Don’t worry. It’s all going to be okay.
One of my main goals for this blog is to let people know that they are loved and to uplift them, so for my inaugural theological post, I thought I would begin at the ending and talk about the ultimate outcome of the story of humanity. That is, I want to talk about the final victory of good over evil, of love over hate, of God over brokenness.
Innately, we humans are drawn to narratives in which love conquers all and, after a long battle, evil is finally defeated. This basic arc is echoed all through human history in everything from Beowulf to Harry Potter to the Christian scriptures.
The ultimate idea isn’t that Harry Potter defeats Voldemort or that Luke Skywalker defeats Darth Vader. It’s that good conquers evil and wins. I believe that is a concept that translates not only to evil within the world, but to the evil within individual people as well.
Many theologians argue that if one believes in universal salvation, one rejects the notion of morality entirely. This is not the case. A universalist point of view argues merely that the punishment, the consequences, for sin occur in this life. After all, God is not some omniscient parent in the sky grounding us for breaking curfew; the punishment for sin is neither more nor less than the equal and opposite reactions caused by our transgressions. We lie, therefore we are no longer trusted; we cheat, robbing others and ourselves of honest victories; we fail to love, hurting others and in turn cheating ourselves of the opportunity to be loved.
I would argue, in fact, that far from advocating a world without true right or wrong, that this is true morality. If ultimately, we all face love and redemption, perfect peace and restoration instead of terrible wrath, we are free to do the right thing because it is the right thing, not because we have a stake in something else. We are free to love because it is good and noble to love, not for fear of our eternal punishment or hope of our eternal reward.
We talk about God and sin as being mutually exclusive. It’s a commonly accepted notion that God cannot be in the presence of evil. Not that God doesn’t like to or doesn’t want to or has chosen not to, but that it is one of the laws of nature that, like light and dark, God and evil cannot coexist simultaneously.
However, I have found that usually, the way theologians discuss this principle paints a picture of a God as a being who is ultimately weaker than sin. We talk of a God who fled from the world when sin entered it and who creates a kind of holding pin – hell – to trammel all of the sin that remains at the end of the world so that it cannot further drive out God’s presence as They finally are in perfect communion with Their creation.

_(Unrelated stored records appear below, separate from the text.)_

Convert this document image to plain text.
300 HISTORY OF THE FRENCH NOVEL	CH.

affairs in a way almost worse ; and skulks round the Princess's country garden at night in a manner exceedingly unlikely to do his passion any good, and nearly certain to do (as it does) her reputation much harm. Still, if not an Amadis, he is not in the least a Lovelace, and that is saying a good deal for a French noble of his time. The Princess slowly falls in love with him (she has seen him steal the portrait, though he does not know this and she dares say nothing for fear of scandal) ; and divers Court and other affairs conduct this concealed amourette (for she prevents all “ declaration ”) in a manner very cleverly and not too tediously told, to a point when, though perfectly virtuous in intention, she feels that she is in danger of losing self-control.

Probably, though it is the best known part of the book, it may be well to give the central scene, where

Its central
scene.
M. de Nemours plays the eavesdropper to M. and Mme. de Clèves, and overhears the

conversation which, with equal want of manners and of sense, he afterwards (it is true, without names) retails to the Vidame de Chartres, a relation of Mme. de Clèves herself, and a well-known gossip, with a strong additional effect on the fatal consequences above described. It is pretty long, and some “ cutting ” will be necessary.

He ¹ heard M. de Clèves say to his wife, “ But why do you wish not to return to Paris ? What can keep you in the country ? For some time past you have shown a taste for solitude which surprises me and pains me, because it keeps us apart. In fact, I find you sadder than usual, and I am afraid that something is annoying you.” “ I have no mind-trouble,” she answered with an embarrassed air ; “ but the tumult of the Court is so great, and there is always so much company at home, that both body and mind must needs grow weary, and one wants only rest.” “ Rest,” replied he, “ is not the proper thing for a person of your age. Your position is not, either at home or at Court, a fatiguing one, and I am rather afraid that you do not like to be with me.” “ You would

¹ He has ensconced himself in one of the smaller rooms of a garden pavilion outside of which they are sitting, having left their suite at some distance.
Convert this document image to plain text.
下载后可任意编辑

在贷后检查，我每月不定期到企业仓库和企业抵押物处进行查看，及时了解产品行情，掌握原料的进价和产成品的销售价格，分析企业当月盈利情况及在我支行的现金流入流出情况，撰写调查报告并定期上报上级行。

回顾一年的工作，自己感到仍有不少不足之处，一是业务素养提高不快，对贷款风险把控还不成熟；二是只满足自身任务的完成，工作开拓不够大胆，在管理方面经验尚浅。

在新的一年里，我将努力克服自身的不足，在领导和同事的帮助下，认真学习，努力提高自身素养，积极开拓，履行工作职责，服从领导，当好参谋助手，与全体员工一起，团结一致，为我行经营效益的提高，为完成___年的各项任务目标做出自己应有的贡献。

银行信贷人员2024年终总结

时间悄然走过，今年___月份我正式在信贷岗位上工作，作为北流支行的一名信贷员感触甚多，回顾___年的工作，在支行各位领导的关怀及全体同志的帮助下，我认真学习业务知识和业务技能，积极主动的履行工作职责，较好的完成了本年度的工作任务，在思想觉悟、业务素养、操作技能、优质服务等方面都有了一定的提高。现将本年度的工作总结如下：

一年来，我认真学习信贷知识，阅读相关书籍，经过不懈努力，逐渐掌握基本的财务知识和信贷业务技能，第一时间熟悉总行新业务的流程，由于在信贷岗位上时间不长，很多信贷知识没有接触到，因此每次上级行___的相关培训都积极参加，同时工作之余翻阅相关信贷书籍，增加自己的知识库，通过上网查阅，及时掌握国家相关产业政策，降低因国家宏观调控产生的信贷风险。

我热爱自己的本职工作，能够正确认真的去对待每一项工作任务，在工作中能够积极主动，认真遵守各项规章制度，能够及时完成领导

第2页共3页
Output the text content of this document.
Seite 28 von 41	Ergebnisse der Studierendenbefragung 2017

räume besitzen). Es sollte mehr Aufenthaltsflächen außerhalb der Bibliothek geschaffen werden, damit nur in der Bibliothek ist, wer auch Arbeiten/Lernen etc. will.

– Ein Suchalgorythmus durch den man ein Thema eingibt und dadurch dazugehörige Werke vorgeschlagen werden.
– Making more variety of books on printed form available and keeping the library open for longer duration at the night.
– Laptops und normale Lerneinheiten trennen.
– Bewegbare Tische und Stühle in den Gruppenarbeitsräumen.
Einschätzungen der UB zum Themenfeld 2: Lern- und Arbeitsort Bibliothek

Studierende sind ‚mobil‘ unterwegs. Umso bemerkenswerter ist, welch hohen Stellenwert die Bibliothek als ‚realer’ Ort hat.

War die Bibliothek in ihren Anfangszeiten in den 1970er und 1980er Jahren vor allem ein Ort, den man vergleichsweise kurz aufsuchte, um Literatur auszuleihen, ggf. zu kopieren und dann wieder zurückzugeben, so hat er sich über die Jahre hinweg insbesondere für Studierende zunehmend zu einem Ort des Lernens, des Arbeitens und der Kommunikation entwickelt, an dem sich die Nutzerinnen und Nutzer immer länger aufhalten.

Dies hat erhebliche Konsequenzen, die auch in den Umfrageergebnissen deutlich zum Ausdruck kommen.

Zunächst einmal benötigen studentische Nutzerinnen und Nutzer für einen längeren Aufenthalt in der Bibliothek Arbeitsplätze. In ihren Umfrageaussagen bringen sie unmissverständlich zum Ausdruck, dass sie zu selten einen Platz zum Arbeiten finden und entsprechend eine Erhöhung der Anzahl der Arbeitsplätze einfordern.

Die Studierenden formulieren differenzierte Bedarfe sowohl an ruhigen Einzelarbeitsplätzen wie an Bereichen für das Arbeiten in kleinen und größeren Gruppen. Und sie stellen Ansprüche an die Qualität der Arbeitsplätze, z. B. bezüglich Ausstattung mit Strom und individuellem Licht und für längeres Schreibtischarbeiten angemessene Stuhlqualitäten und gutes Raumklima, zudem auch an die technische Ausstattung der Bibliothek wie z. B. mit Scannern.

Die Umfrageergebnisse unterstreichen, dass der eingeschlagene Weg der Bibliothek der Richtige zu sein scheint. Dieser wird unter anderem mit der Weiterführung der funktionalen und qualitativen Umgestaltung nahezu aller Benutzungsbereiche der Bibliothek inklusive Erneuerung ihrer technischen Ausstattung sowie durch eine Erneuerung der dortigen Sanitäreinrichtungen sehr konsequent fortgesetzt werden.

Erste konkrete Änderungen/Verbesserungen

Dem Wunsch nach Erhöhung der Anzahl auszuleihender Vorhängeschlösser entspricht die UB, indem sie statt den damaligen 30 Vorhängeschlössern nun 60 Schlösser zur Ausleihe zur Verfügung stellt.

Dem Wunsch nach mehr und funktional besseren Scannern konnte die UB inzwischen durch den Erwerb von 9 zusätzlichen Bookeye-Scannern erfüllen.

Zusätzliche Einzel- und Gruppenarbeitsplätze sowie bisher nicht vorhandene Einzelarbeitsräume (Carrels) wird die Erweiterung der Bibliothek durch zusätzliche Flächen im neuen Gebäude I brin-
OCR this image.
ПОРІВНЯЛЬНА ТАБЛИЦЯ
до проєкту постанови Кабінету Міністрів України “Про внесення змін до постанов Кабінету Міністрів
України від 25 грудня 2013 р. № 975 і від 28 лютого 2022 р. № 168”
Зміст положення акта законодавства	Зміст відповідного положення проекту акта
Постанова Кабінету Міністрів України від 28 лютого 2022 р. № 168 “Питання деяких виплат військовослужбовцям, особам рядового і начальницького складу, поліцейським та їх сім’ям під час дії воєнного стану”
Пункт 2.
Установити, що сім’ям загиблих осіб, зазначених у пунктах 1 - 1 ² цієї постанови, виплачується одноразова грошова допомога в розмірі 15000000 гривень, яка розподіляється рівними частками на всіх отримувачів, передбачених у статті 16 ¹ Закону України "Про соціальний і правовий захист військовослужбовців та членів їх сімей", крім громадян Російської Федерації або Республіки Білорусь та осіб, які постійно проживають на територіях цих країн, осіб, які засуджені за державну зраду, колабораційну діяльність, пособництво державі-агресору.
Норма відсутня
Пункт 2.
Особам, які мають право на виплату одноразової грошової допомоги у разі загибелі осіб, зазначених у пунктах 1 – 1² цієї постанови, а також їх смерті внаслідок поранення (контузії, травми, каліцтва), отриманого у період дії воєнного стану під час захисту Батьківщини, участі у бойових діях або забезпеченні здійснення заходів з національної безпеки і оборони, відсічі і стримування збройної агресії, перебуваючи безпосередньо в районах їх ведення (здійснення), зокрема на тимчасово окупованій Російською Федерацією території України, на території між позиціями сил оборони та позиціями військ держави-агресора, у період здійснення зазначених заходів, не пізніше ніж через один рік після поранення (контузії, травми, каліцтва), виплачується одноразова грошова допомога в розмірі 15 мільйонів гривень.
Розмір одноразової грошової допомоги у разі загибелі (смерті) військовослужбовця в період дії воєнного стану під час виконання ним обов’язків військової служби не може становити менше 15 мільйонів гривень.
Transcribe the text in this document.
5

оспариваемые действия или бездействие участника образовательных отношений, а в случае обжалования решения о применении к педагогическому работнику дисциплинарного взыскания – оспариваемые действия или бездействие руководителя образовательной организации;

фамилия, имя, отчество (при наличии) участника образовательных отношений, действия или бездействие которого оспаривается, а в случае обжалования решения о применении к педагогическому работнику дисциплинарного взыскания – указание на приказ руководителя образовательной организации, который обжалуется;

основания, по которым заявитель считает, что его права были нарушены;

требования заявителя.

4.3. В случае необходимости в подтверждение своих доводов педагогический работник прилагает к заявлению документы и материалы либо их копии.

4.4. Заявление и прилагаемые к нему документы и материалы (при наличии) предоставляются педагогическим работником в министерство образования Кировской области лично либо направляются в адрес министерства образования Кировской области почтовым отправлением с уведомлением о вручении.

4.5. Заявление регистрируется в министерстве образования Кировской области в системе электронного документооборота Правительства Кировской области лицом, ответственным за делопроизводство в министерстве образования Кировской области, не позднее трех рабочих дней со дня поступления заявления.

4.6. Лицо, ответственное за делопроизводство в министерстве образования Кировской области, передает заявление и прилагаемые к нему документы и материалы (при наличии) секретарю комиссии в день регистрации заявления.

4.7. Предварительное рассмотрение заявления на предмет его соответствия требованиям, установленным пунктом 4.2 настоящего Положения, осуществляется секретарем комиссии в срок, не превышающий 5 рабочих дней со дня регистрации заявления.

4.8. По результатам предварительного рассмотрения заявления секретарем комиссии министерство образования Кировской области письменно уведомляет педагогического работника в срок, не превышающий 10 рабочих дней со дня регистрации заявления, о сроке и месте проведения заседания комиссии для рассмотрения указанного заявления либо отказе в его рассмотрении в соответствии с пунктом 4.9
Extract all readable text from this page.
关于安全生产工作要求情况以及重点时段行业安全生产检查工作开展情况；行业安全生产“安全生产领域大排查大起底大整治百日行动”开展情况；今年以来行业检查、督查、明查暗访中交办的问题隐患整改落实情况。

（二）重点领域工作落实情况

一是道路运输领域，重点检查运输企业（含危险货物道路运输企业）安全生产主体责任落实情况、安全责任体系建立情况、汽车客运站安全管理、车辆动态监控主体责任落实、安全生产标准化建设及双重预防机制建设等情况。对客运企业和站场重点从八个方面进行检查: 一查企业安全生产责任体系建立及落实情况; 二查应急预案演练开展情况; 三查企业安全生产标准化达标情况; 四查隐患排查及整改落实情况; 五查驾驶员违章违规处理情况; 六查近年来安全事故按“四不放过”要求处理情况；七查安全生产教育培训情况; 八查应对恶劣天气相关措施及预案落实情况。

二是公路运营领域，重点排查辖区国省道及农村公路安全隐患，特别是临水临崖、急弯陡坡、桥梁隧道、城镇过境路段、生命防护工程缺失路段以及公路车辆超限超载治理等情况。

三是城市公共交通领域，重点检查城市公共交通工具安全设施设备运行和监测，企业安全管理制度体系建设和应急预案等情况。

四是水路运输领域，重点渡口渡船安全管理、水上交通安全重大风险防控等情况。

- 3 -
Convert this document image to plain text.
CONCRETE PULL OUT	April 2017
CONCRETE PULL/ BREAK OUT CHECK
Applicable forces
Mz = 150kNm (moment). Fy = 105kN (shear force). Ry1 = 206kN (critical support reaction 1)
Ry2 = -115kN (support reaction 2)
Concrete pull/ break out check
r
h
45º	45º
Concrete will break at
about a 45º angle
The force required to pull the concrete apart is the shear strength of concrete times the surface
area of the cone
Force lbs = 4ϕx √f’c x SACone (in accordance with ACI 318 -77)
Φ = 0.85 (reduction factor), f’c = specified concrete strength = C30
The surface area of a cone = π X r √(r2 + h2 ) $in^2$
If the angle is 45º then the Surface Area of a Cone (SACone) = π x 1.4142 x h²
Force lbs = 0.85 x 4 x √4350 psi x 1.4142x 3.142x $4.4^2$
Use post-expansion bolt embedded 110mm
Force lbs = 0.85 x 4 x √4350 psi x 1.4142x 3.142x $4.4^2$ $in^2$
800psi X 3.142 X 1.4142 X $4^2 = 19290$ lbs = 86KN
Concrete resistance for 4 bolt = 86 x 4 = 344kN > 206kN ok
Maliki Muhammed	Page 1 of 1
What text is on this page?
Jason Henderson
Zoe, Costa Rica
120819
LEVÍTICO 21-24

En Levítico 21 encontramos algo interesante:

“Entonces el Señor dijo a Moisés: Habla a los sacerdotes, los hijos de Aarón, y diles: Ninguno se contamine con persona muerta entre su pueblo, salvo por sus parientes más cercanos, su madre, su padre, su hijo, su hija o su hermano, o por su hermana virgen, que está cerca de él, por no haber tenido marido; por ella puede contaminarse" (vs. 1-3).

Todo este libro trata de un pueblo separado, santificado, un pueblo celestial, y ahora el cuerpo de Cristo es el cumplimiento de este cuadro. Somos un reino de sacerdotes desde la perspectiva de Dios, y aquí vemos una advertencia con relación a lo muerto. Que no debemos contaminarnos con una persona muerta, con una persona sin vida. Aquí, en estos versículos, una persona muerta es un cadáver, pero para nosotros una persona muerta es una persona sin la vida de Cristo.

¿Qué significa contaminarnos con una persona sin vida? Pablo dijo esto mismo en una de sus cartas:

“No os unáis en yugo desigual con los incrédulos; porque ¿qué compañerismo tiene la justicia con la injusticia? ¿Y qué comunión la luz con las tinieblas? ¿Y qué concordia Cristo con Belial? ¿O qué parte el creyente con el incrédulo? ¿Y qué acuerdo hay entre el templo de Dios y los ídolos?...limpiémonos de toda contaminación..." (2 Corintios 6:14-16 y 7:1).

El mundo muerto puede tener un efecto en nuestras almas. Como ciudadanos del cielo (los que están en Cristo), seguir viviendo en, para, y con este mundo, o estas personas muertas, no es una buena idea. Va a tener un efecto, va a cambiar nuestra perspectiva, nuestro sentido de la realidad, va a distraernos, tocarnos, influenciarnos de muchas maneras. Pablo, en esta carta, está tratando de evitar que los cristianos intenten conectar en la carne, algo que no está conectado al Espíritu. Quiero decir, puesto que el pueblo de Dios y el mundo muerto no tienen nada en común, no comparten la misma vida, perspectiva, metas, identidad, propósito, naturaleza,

All I am proposing is the radical notion that we reframe this issue to reflect the belief that our God is in fact omnipotent—stronger than life and death, angels and demons, heaven and hell and principalities – a Good that is certainly more powerful than Evil.
When one turns on the light in a darkened room, the light does not turn on its heel and flee because it cannot be in the presence of darkness. The darkness simply ceases to be. It is gone, vanquished, because the light is stronger than the darkness.
This is what prepares us for eternal glory and harmony with God and each other. After we die even the most depraved and terrible of us is purified by the all-consuming love of God like water is purified by ultraviolet light
No matter how strong or dark that evil was or the terrible things that we do, when faced with the ultimate love and glory of God at our very own end of the world, it simply cannot survive.
The new creation promises freedom from the brokenness of sin: the broken relationships, the broken hearts, and the broken lives. If at the end, anyone remains in separation from the perfect unity of the new creation, that constitutes a kind of brokenness, and I simply cannot believe that the gracious love of God would permit a new creation that is still out of keeping with the perfect original vision of the way we were all meant to exist together.
I am convinced that at the end of days, the new creation restores everything and everyone, all the broken relationships in the world, all the broken people. As Rob Bell once stated so eloquently, love wins.